MATRIXSYNTH: [diy] LIL' MONO SYNTH meets a (weird) sequencer...

Monday, April 12, 2021

[diy] LIL' MONO SYNTH meets a (weird) sequencer...

video by planeteatrr

"Just some sounds from my new analog diy synthesizer. It is a odd but lovely little device. Maybe the most interesting thing about it is the fact that I will make the gerber files and all other necessary documents available so people can build one of those little weirdos themselves...

Sorry for the annoying sequence of notes. I will make a better video soon :)

I made that midi sequencer patch in Pure Data and used the Arturia Microfreak as a midi2cv interface...

More information here:​"

"Since a year or so I fantasize about developing a series of small analog synthesizers, that will fit in guitar pedal or other types of enclosures, with frontpanels made of FR-4 pcb material. The synthesizer I am about to describe is basically the archetype and prototype for the more advanced synths. The next one will be based around Electric Druids VCDCO and TAPLFO chips and another one will include the famous CEM3340 vco ic paired up with a vcf that is a weird mixture between a Wasp vcf and an Oberheim Sem vcf.

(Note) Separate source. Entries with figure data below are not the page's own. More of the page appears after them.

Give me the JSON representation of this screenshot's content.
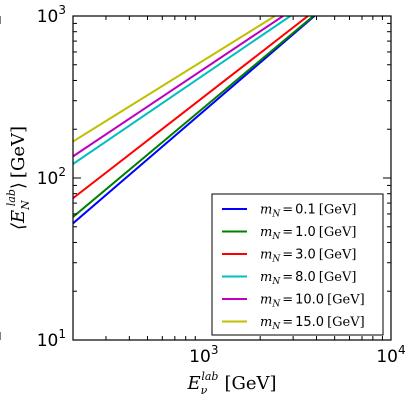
{
  "chart_data": {
    "type": "line",
    "xlabel": "⟨E_ν^lab⟩",
    "xlabel_main": "E",
    "xlabel_sub": "ν",
    "xlabel_sup": "lab",
    "xlabel_unit": "[GeV]",
    "ylabel_main": "⟨E",
    "ylabel_sub": "N",
    "ylabel_sup": "lab",
    "ylabel_close": "⟩",
    "ylabel_unit": "[GeV]",
    "x_scale": "log",
    "y_scale": "log",
    "xlim": [
      200,
      10000
    ],
    "ylim": [
      10,
      1000
    ],
    "x_ticks": [
      {
        "value": 1000,
        "base": "10",
        "exp": "3"
      },
      {
        "value": 10000,
        "base": "10",
        "exp": "4"
      }
    ],
    "y_ticks": [
      {
        "value": 10,
        "base": "10",
        "exp": "1"
      },
      {
        "value": 100,
        "base": "10",
        "exp": "2"
      },
      {
        "value": 1000,
        "base": "10",
        "exp": "3"
      }
    ],
    "grid": false,
    "legend_position": "bottom-right",
    "series": [
      {
        "name": "m_N = 0.1 [GeV]",
        "label_sym": "m",
        "label_sub": "N",
        "label_eq": "=",
        "label_val": "0.1",
        "label_unit": "[GeV]",
        "color": "#0000ff",
        "x": [
          200,
          3900
        ],
        "y": [
          52.5,
          1000
        ]
      },
      {
        "name": "m_N = 1.0 [GeV]",
        "label_sym": "m",
        "label_sub": "N",
        "label_eq": "=",
        "label_val": "1.0",
        "label_unit": "[GeV]",
        "color": "#008000",
        "x": [
          200,
          3850
        ],
        "y": [
          57.5,
          1000
        ]
      },
      {
        "name": "m_N = 3.0 [GeV]",
        "label_sym": "m",
        "label_sub": "N",
        "label_eq": "=",
        "label_val": "3.0",
        "label_unit": "[GeV]",
        "color": "#ff0000",
        "x": [
          200,
          3600
        ],
        "y": [
          75,
          1000
        ]
      },
      {
        "name": "m_N = 8.0 [GeV]",
        "label_sym": "m",
        "label_sub": "N",
        "label_eq": "=",
        "label_val": "8.0",
        "label_unit": "[GeV]",
        "color": "#00bfbf",
        "x": [
          200,
          2900
        ],
        "y": [
          122,
          1000
        ]
      },
      {
        "name": "m_N = 10.0 [GeV]",
        "label_sym": "m",
        "label_sub": "N",
        "label_eq": "=",
        "label_val": "10.0",
        "label_unit": "[GeV]",
        "color": "#bf00bf",
        "x": [
          200,
          2650
        ],
        "y": [
          136,
          1000
        ]
      },
      {
        "name": "m_N = 15.0 [GeV]",
        "label_sym": "m",
        "label_sub": "N",
        "label_eq": "=",
        "label_val": "15.0",
        "label_unit": "[GeV]",
        "color": "#bfbf00",
        "x": [
          200,
          2400
        ],
        "y": [
          168,
          1000
        ]
      }
    ]
  }
}
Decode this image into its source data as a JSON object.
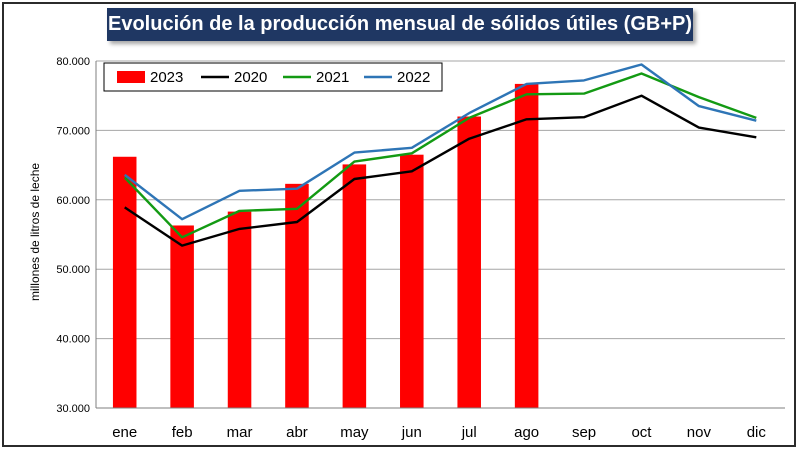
{
  "chart_data": {
    "type": "bar",
    "title": "Evolución de la producción mensual de sólidos útiles (GB+P)",
    "ylabel": "millones de litros de leche",
    "xlabel": "",
    "ylim": [
      30000,
      80000
    ],
    "yticks": [
      30000,
      40000,
      50000,
      60000,
      70000,
      80000
    ],
    "ytick_labels": [
      "30.000",
      "40.000",
      "50.000",
      "60.000",
      "70.000",
      "80.000"
    ],
    "grid": "horizontal",
    "legend_position": "top-left",
    "categories": [
      "ene",
      "feb",
      "mar",
      "abr",
      "may",
      "jun",
      "jul",
      "ago",
      "sep",
      "oct",
      "nov",
      "dic"
    ],
    "series": [
      {
        "name": "2023",
        "kind": "bar",
        "color": "#ff0000",
        "values": [
          66200,
          56300,
          58300,
          62300,
          65100,
          66500,
          72000,
          76700,
          null,
          null,
          null,
          null
        ]
      },
      {
        "name": "2020",
        "kind": "line",
        "color": "#000000",
        "values": [
          58900,
          53400,
          55800,
          56800,
          63000,
          64100,
          68800,
          71600,
          71900,
          75000,
          70400,
          69000
        ]
      },
      {
        "name": "2021",
        "kind": "line",
        "color": "#139a13",
        "values": [
          63200,
          54600,
          58400,
          58700,
          65500,
          66700,
          71800,
          75200,
          75300,
          78200,
          74800,
          71800
        ]
      },
      {
        "name": "2022",
        "kind": "line",
        "color": "#2e75b6",
        "values": [
          63600,
          57200,
          61300,
          61600,
          66800,
          67500,
          72500,
          76700,
          77200,
          79500,
          73500,
          71400
        ]
      }
    ]
  }
}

But let's have a look on the first one of these synths. The main goal for me was that it can fit into a small aluminium die cast enclosure, without the need to use smt componentes or small 1/8 watt resistors. This meant I needed to have a low parts count. The result is that I used the most basic circuits for each individual function and merge them together into one circuit. I really did not expect much from it, but I am actually very suprised that the output of this progress is much more versatile and interesting (but with a nice and big "oddness-factor") than I thought.

Though I took my HEF4046 (The IC needs to be a Philips/NXP or Motorola, TI ICs will track very poorly, those HEF/MC ICs are obsolete as through hole parts but they are available in hugh quantities at e.g. ebay) vco design and built all the other stuff around it. I decided to take the most simple vca design I know which is the infamous single diode "vca", that is often used in lunetta-type synths. I was suprised that it is actually working with sawtooth waves aswell. It gets a bit weird and distorted when the envelopes fade in or fade out, but I really like the sound of it. Since my vco design has a sawtooth output that is one octave higher than the squarewave output, the squarewave output can be used as suboscillator. Both waveforms are mixed together and send in to the vca, which comes before the vcf. The vcf should actually have been a twin-t notch filter, but I left out the highpass part and it became a (sort of bridged T) low pass filter, which has quite some similarity to tim escobedos q&d vcf. This thing sounds dirty but when you use the right values for the components it can be tamed and can sound quite creamy at high resonant settings. For the envelope generator I actually planned to use a 555 timer ic, but that would have had to many components. Though I decided to build the most simple envelope generator that just contains a comparator at the input and a buffer at the output. It's not perfect, but it works just fine. There is no modulation for the vcf beside the envelope modulation, but this alone sounds quite nice (there will be a jack for cv).

There are some downsides to this simple circuit:
* The "vca" is not a real vca and distorts the signal (which I actually like)
* The "vca" has a little bit of signal bleedthrough, which is completly gone when using the env mod
* The vco is not very precise, but works solid over 2 to 3 octaves or even 4 octaves (you need to live with some
tuning error, somehow it depends alot on the used cv-interface, actually the cv inputs needs to be buffered :roll:)
* The envelope generator is not that good but if you are aware of its sweetspots it can do a good enough job
* There is an overall oddness to some controls, but it works much better than I expected
* It has no midi connection (only cv inputs)

The pros are:
* The gerber files will be available for free
* It will be very small for a fully functioning, east coast style analog synth. It is literally half the size of a korg volca device
* It has a suboscillator
* The output is actually quite powerful and it "sounds big"
* It sounds unique and quite versatile
* It can be hooked to other (semi)-modular devices.
* You can play it polyphonic when using several of those synths and a multichannel midi2cv interface
* Built cost will be under 50€($)
* I developed the synth in 5 evening sessions or so ;)

There are some issues in the initial schematics, but I will update them soon...

Gerber files will be uploaded in spring/summer and I will most likely sell some pcbs and frontpanels."